You know, this is something that might just happen under Linux. And Linux can run as a guest under z/OS. But, I call bull on any suggestion that z/OS or USS would do this, simply because they’re all business, and no one has the free CPU time or other resources to let the mainframe run free and find itself.
But, at the same time, let’s be honest here: there are constantly emerging advances on the mainframe that continue to make it the most leading-edge and functional business platform in history. It’s just that they are intentional, thanks to the amazing research and development by IBM and other members of our ecosystem.

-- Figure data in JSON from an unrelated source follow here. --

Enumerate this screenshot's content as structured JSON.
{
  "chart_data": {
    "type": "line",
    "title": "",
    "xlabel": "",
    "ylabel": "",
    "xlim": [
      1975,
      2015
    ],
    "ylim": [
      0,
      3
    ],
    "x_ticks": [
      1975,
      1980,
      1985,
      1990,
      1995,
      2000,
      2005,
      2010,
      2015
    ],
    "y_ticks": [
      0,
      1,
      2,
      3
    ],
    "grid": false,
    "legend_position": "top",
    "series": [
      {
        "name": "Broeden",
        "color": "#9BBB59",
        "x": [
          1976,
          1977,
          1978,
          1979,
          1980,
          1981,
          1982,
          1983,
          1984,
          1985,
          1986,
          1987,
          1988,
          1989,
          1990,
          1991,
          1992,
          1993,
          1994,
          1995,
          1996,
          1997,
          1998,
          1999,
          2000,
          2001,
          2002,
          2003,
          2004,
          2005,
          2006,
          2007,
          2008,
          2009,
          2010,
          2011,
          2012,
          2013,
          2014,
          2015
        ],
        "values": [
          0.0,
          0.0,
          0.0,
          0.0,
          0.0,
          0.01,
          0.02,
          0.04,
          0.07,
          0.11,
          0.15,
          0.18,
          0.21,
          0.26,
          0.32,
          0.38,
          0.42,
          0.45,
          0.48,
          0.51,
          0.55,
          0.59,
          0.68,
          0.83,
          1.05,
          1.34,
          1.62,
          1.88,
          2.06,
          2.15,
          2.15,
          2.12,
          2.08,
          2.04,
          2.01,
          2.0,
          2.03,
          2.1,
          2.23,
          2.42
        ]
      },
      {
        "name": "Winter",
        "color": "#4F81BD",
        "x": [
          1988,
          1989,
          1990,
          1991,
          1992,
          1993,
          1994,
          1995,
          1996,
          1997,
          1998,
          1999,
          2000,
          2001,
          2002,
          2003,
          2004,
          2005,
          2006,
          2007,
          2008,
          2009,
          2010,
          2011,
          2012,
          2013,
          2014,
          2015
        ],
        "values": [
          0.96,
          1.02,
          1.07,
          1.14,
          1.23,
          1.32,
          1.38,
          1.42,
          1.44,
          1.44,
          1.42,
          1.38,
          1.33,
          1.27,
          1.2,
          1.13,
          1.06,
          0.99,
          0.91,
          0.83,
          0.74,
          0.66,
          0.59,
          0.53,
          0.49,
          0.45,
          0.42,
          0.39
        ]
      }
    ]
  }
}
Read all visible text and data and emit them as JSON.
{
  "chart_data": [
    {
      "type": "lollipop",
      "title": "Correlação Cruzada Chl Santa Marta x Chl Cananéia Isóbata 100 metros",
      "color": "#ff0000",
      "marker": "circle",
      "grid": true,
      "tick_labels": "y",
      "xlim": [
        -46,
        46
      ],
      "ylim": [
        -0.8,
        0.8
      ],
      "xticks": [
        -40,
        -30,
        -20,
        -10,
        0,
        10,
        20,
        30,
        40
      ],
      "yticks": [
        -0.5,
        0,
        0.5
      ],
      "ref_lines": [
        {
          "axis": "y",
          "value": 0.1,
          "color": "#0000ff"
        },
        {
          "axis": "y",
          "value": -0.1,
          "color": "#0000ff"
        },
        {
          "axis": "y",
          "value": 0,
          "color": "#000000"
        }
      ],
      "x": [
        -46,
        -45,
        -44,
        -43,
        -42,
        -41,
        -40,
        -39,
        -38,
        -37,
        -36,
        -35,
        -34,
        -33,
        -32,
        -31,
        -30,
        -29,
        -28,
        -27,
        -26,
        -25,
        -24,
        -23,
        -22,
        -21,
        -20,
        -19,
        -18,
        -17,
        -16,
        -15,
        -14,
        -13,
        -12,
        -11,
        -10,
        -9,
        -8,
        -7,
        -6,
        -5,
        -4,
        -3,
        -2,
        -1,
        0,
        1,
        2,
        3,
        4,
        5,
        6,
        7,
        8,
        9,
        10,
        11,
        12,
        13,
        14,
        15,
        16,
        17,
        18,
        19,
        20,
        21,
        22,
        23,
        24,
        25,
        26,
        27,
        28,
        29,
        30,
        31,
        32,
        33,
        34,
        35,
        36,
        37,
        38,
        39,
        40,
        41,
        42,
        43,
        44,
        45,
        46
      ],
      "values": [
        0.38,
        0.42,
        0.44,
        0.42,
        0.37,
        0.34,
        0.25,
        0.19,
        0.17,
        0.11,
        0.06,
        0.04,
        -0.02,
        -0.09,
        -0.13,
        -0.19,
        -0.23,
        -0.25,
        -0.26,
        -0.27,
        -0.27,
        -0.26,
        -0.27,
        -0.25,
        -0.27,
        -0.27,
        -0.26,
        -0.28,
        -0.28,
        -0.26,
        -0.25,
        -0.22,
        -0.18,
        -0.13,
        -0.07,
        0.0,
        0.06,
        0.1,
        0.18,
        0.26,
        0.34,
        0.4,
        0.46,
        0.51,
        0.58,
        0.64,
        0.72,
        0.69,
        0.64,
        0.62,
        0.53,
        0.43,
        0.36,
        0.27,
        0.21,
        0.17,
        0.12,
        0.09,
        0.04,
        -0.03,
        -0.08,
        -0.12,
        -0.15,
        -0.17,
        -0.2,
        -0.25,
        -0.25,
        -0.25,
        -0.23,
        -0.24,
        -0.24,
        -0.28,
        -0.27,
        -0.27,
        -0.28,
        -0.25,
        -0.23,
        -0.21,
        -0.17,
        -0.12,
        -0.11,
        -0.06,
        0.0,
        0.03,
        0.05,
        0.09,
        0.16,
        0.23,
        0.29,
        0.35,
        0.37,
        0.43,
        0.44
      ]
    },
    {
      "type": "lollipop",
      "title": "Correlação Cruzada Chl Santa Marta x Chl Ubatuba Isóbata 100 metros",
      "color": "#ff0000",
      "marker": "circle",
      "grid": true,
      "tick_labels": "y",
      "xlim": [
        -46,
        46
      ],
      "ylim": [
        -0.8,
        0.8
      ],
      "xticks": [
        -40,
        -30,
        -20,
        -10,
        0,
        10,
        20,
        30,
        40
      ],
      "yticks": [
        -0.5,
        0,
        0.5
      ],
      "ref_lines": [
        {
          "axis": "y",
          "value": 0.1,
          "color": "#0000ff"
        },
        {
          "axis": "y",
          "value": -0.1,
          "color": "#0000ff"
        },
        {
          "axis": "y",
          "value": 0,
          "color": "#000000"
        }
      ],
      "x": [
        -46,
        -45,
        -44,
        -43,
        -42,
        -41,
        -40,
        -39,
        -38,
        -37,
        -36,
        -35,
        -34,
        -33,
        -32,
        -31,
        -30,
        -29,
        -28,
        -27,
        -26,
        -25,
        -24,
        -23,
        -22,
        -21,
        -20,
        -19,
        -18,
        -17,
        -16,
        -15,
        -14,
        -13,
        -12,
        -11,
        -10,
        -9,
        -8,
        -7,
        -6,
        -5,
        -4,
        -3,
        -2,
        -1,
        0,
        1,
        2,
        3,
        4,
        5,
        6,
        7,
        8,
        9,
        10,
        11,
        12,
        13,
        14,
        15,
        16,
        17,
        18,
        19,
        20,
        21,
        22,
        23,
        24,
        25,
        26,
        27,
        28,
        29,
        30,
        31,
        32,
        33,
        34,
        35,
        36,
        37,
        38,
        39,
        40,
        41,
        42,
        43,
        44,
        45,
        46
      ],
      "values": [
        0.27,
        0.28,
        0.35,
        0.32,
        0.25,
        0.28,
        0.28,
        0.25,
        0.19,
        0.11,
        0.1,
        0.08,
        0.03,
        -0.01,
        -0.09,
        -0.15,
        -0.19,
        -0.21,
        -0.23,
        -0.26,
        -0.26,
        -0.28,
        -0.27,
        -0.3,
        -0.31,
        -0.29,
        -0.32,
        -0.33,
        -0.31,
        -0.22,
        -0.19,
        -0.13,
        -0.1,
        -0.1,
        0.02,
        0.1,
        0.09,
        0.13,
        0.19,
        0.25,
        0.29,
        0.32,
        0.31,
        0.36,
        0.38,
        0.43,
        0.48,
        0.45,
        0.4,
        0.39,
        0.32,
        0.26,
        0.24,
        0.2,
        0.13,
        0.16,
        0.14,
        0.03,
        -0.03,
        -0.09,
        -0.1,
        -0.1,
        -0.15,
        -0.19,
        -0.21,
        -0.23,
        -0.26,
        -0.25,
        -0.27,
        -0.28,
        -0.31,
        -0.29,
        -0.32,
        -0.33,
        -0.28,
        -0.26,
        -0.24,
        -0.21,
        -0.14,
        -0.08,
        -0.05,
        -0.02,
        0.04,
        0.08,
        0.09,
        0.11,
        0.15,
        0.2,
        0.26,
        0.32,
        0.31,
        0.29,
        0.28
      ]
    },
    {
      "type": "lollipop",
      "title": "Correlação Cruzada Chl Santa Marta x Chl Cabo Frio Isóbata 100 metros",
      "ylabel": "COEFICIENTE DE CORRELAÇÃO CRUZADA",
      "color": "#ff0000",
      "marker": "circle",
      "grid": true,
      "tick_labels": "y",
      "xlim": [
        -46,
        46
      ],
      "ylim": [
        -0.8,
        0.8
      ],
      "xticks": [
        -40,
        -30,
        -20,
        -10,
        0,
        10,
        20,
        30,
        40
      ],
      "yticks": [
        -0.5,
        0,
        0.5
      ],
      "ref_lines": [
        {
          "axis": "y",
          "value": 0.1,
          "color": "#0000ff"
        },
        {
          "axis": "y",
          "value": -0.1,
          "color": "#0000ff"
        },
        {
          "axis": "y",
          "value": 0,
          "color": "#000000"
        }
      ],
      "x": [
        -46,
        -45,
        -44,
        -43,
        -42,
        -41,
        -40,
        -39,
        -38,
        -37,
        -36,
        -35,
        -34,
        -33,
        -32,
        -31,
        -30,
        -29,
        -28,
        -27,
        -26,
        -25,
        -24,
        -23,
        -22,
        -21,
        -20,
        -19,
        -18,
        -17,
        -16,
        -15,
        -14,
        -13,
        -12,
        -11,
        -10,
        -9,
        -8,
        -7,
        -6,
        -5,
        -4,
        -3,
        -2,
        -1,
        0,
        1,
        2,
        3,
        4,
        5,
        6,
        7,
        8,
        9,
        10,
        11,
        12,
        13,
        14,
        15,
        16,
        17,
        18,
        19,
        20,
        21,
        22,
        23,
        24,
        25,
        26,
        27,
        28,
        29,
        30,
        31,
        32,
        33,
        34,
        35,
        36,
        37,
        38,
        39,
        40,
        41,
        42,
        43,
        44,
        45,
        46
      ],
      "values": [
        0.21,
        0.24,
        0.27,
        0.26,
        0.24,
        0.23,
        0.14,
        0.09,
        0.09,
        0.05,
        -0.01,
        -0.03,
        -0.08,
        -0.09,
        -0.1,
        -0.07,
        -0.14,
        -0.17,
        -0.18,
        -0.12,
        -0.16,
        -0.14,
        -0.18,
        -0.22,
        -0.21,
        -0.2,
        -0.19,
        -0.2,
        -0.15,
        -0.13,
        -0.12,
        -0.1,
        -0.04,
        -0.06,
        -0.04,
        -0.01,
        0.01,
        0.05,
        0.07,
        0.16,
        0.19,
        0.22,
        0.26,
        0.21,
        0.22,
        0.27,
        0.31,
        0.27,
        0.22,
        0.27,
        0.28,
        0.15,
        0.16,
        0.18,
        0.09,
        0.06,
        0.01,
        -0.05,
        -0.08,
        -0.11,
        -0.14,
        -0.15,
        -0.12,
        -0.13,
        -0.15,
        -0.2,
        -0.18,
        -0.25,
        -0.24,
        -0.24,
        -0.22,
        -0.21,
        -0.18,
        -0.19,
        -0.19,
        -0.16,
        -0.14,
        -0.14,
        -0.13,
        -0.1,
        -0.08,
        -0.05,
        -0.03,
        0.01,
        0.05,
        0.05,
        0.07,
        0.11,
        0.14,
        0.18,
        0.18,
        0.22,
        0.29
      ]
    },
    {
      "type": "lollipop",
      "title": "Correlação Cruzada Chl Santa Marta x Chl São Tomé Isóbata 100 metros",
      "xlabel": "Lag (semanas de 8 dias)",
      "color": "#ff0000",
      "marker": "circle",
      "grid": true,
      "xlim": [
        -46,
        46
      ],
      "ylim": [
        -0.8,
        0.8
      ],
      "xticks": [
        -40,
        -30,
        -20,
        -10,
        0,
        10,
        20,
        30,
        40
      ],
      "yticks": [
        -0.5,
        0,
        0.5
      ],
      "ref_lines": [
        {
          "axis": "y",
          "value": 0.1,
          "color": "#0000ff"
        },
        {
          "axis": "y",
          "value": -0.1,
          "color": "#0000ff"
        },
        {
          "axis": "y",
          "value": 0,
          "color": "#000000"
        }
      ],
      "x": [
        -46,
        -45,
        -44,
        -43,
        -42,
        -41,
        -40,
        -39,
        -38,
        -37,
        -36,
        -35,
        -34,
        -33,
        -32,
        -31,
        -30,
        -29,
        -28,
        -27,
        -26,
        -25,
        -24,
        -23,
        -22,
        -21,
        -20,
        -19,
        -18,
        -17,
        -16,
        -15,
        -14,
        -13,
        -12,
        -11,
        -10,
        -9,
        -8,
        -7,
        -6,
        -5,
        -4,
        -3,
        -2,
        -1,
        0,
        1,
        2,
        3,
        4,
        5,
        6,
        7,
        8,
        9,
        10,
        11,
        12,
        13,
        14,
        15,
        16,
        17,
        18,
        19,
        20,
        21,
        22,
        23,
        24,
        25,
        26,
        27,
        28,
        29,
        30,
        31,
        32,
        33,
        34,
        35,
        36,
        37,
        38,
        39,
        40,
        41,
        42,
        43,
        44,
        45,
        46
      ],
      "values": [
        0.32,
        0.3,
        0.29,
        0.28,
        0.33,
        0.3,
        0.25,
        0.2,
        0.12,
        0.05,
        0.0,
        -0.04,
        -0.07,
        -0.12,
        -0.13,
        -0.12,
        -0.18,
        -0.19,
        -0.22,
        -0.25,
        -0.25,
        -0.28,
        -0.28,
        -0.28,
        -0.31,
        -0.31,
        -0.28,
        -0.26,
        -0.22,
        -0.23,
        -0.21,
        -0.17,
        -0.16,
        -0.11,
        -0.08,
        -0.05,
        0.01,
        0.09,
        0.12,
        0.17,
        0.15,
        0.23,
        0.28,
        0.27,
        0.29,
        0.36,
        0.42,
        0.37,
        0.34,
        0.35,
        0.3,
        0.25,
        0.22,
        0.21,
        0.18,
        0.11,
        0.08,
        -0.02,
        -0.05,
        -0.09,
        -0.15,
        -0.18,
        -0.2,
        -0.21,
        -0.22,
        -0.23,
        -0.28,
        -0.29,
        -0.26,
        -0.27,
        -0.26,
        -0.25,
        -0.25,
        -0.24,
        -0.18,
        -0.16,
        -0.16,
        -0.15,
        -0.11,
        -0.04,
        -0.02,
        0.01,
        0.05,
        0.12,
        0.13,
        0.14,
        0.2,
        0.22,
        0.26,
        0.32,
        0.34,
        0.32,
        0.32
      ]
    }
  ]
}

2. The Mainframe Is Covered in Flashing Lights and Spinning Tapes
Stealth. Have you seen the chassis of the IBM Z? Sure, it’s got blinking lights, and even a laptop, on the inside. (Hey, maybe we need to revisit number 10?) But the need for lights to indicate the nature of processing taking place as demonstrated on the mainframe in War Games is long gone. And at the speed the mainframe runs, you wouldn’t see a trillion blinks a second anyway.
As far as the round tapes, well, they are part of our history. But today, many tapes are just virtual and are simulated sequential devices on DASD. Those that are real are generally hidden inside a tape library and are in cartridges that tend to be square, not on the front of a drive spinning round and round and round.
1. “I Hacked the Mainframe”
OK, I’ll admit it: “White Hat” mainframe hackers Phil Young (aka Soldier of Fortran - see https://www.share.org/blog/young,-the-mainframe-hacker-you-are) and Chad Rikansrud (aka Big-Endian Smalls) and some of their most trusted colleagues actually do this, and have proven that bad actors could.
But spare us the idea that some young kid with a home computer can just tap into a mainframe without any idea of the difference in architecture or the numerous layers of security between the outer internet and the inner sanctum. The technology and expertise are too different and advanced.
Then again, I have to admit, genuine initiates into the mainframe culture are getting younger and younger — better hope we employ them respectfully and scrupulously to keep our culture of responsibility and security!
A special thank you to Joe Gentile, of IBM, for his suggestion of this article and input on it.